Disaster in the Gulf Revives Alternative Fuels Debate

Well, that didn't take long.

The massive oil spill in the Gulf of Mexico has already had a significant impact beyond the creation of a tragic environmental disaster. Oil companies are once again being portrayed as heartless robber barons who care more about profits than public safety, California governor Arnold Schwarzenegger is having second thoughts about offshore drilling in the Pacific, and a few less people are yelling 'Drill, baby, drill!" in an election year.

The goals, as always, are energy self-sufficiency and a reduction in the need for oil to run our cars and trucks. America imports approximately 2/3 of the oil we use, 70 percent of which is used as transportation fuel for automobiles and about 8 million heavy-duty trucks, which use 1/3 of the oil we import as fuel. Total cost? $400 billion a year.

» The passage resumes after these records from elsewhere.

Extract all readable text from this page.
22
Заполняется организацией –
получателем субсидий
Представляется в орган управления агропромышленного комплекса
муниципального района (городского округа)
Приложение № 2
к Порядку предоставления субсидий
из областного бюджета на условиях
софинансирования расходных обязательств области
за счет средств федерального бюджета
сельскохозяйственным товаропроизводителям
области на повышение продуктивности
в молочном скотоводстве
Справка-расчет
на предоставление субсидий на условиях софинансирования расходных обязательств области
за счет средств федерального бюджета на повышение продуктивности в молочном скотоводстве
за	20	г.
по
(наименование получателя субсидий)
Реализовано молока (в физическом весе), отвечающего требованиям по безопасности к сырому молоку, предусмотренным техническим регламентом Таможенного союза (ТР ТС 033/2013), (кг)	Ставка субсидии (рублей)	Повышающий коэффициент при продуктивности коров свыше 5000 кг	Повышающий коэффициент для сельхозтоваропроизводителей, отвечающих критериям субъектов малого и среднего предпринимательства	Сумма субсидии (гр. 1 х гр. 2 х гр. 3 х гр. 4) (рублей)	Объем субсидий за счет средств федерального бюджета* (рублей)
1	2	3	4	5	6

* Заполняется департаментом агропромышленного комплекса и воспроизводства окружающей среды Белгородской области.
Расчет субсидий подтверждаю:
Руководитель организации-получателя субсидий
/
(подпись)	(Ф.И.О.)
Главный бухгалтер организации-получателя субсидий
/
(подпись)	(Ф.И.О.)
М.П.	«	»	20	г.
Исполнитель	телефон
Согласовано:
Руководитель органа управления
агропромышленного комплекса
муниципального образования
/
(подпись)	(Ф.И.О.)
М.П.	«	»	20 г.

Heavy trucks can't run on battery power yet, but they can run on natural gas. Clean energy champions such as former oilman T. Boone Pickens have strongly advocated an expanded use of natural gas vehicles in America, especially given the expected demand for oil supplies in China and India, and the increased per-barrel price that will accompany them.

Natural gas is cleaner and cheaper and more abundant than oil, and we've got all we need right here - enough to last at least 200 years. And while it would be difficult to convert the auto industry to natural gas, given the dearth of refueling stations, private industries such as heavy-duty truck fleets could be more easily converted, with stations added to their headquarters or along the routes their drivers most frequently travel.

These and other issues were discussed earlier this month at the Alternative Fuels & Vehicles Conference held in Las Vegas.